Automated Vulnerability Scanning and Annual Penetration Testing
Organizations must run automated vulnerability scans at a minimum every six months and conduct annual penetration testing. These are no longer aspirational best practices. They are compliance requirements.
DAS Health delivers both as standard components of our managed cybersecurity program. Our clients are not scheduling penetration tests in response to a compliance deadline. They already have them built into their annual security calendar.
72-Hour System Restoration
Following a data loss event, organizations must be able to restore critical systems within 72 hours. A plan that exists on paper is not sufficient. The system must be tested, documented, and verified to meet the restoration timeline.
DAS Health manages backup and disaster recovery programs with tested, verified restoration timelines. We do not assume our clients’ backups work. We test them and document the results so that when a data loss event occurs, the 72-hour clock is a goal we have already demonstrated the ability to meet, not a requirement we are hoping to hit.
Annual Compliance Audits and Business Associate Accountability
Annual compliance audits must be incorporated into existing HIPAA Security Risk Assessment processes. Business associates handling ePHI must conduct their own annual security reviews.
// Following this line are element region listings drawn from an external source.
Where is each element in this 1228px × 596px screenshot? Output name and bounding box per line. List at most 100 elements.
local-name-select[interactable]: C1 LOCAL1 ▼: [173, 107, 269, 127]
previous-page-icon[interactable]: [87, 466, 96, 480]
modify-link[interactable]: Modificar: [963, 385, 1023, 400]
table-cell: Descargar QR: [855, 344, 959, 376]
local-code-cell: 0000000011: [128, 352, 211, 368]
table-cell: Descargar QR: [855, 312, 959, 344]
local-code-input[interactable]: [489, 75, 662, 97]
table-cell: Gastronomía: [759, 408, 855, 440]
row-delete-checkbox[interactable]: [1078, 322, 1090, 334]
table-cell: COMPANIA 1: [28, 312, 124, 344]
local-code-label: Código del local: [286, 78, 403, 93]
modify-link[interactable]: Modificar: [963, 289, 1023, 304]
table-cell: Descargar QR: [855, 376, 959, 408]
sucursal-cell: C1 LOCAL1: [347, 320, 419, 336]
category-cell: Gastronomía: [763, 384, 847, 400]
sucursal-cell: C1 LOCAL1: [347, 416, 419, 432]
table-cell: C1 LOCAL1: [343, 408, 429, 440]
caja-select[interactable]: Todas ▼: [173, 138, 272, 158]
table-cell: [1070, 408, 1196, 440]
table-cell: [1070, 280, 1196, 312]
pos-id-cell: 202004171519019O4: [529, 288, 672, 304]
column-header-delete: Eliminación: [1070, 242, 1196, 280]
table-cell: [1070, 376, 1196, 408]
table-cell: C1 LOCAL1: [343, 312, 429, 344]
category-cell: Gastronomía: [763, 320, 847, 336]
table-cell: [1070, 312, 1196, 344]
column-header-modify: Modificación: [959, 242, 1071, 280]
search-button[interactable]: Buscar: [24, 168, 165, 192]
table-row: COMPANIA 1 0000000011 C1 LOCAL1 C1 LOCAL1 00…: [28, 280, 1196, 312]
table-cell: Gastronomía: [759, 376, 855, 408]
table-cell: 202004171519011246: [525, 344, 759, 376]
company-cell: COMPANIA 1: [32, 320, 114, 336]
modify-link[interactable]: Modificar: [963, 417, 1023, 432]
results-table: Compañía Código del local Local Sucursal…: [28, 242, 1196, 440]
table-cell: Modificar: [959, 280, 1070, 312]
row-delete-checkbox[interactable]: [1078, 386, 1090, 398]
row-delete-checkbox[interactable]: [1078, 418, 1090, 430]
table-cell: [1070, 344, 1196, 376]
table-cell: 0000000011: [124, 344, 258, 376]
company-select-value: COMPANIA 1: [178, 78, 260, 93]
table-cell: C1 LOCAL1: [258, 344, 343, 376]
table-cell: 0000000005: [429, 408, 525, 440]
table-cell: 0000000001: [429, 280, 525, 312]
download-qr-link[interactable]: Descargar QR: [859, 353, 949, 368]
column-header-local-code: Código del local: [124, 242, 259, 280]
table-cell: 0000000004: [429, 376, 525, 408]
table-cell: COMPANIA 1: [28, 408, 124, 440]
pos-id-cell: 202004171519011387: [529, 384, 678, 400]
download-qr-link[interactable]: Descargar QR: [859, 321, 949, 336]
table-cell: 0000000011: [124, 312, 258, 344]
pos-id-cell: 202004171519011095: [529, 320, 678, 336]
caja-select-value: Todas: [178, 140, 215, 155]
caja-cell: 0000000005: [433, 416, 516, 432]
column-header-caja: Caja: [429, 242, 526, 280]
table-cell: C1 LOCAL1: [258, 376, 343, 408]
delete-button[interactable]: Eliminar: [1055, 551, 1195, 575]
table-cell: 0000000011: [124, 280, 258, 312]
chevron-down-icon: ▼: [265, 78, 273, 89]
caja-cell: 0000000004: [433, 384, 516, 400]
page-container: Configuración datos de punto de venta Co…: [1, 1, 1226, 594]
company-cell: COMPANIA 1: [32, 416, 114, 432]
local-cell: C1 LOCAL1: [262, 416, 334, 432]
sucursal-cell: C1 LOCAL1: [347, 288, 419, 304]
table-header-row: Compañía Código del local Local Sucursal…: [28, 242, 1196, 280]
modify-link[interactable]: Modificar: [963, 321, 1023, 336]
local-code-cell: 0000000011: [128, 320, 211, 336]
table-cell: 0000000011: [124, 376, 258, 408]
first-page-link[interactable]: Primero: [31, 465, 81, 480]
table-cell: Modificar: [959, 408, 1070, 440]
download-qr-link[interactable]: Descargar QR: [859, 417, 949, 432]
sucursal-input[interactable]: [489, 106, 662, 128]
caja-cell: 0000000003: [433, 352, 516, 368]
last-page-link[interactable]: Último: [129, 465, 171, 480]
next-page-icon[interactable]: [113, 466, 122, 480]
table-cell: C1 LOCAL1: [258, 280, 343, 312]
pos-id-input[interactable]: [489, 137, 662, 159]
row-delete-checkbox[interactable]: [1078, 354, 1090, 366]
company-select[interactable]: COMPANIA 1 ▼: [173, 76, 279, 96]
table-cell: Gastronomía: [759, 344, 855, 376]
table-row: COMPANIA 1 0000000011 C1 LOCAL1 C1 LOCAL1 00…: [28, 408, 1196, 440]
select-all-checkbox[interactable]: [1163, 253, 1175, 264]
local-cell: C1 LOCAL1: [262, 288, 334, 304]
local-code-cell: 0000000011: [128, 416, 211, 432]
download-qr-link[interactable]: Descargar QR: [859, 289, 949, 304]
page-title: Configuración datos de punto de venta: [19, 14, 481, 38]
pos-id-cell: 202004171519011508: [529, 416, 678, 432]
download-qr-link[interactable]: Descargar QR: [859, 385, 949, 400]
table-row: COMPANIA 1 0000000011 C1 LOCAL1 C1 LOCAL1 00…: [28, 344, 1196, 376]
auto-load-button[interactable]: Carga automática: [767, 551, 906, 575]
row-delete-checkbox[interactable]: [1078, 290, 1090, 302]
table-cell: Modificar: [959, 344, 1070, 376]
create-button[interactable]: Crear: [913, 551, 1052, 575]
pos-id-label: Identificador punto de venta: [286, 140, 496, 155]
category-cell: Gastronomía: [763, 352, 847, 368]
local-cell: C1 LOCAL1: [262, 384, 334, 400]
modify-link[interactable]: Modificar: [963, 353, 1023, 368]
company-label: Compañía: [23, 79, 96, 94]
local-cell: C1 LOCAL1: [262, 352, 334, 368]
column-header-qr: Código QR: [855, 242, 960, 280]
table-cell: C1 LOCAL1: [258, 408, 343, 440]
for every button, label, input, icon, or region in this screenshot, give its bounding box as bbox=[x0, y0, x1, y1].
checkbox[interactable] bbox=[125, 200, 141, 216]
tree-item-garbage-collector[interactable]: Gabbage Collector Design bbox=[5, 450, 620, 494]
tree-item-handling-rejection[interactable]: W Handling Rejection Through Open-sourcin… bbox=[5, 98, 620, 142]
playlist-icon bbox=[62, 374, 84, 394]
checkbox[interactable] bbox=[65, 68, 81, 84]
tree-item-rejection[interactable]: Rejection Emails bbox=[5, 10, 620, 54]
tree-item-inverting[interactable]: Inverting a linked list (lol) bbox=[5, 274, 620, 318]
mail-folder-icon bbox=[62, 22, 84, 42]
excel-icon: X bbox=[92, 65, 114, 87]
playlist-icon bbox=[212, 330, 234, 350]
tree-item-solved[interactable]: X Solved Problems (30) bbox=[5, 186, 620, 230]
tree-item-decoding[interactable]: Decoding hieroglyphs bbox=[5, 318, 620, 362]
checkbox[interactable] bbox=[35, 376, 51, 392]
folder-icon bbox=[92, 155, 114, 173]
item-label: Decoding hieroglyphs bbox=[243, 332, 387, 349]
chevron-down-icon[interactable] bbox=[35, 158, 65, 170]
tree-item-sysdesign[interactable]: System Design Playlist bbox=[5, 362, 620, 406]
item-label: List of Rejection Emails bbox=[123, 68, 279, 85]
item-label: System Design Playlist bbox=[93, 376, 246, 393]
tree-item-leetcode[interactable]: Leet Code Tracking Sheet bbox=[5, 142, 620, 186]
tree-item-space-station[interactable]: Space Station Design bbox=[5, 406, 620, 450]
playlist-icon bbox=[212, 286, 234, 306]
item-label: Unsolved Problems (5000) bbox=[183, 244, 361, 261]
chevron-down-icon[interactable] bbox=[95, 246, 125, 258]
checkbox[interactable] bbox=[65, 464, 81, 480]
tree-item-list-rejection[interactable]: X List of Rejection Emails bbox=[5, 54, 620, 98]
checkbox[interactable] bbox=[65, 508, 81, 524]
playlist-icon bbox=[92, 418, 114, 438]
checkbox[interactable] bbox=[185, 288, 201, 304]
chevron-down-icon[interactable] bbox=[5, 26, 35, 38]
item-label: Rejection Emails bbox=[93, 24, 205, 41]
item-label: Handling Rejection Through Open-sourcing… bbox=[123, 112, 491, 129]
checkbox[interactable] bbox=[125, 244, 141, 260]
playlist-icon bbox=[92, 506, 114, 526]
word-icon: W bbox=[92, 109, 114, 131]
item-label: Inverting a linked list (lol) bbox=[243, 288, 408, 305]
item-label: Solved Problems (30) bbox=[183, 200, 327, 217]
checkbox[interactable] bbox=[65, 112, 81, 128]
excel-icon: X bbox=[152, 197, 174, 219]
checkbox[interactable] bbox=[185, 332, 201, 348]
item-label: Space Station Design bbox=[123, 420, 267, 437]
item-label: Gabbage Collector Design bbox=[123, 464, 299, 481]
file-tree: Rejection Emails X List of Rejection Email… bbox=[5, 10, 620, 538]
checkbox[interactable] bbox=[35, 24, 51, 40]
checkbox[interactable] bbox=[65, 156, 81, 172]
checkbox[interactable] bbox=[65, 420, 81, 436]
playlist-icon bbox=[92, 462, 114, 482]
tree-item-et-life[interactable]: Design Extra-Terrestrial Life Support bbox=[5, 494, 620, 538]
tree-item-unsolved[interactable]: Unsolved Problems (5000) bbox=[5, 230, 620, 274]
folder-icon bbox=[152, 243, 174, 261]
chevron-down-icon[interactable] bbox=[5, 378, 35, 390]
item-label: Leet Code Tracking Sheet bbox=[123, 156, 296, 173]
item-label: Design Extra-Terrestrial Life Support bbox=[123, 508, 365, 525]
Given that the majority of healthcare data breaches originate from vendors rather than direct attacks on covered entities, this extension of accountability to the supply chain reflects what the breach data has been showing for years.
DAS Health manages business associate and vendor security reviews as part of client programs, maintaining the documentation record that regulators expect and ensuring that third-party relationships do not become the weakest link in the security chain.
What to Do Before May 2026
The most important step any practice can take today is a structured gap assessment mapped against the specific requirements of the updated rule. Not a general security review. A targeted evaluation of where your environment stands against each new requirement, what remediation is needed, and in what order it should be addressed.
DAS Health conducts these assessments and builds the remediation roadmaps that follow. Organizations that start now have the time to implement changes thoughtfully. Those that wait will be making technology and policy decisions under compliance pressure.
The HIPAA Security Rule finalizes in May 2026. The required vs. addressable distinction is gone. Encryption, MFA, annual pen testing, and 72-hour recovery are no longer optional. Stop guessing about where your organization stands. A DAS Health cybersecurity expert will map your environment against every new requirement and tell you exactly what needs to change before the deadline hits.
Frequently Asked Questions
What is the biggest change in the 2026 HIPAA Security Rule update?
The elimination of the required vs. addressable distinction is the most significant structural change. Every specification is now required with no flexibility for documented exceptions. The rule also explicitly mandates encryption, comprehensive MFA, annual penetration testing, and 72-hour system restoration capability.
When does the updated HIPAA Security Rule take effect?
Finalization is expected in May 2026, with an implementation timeline following publication. Organizations should begin gap assessments immediately to have adequate time for remediation.
Does MFA for remote access satisfy the new HIPAA requirements?
No. The updated rule requires MFA for any system accessing ePHI, including internal systems. Many organizations have MFA only for remote or VPN access and will need to extend it to all internal ePHI access points.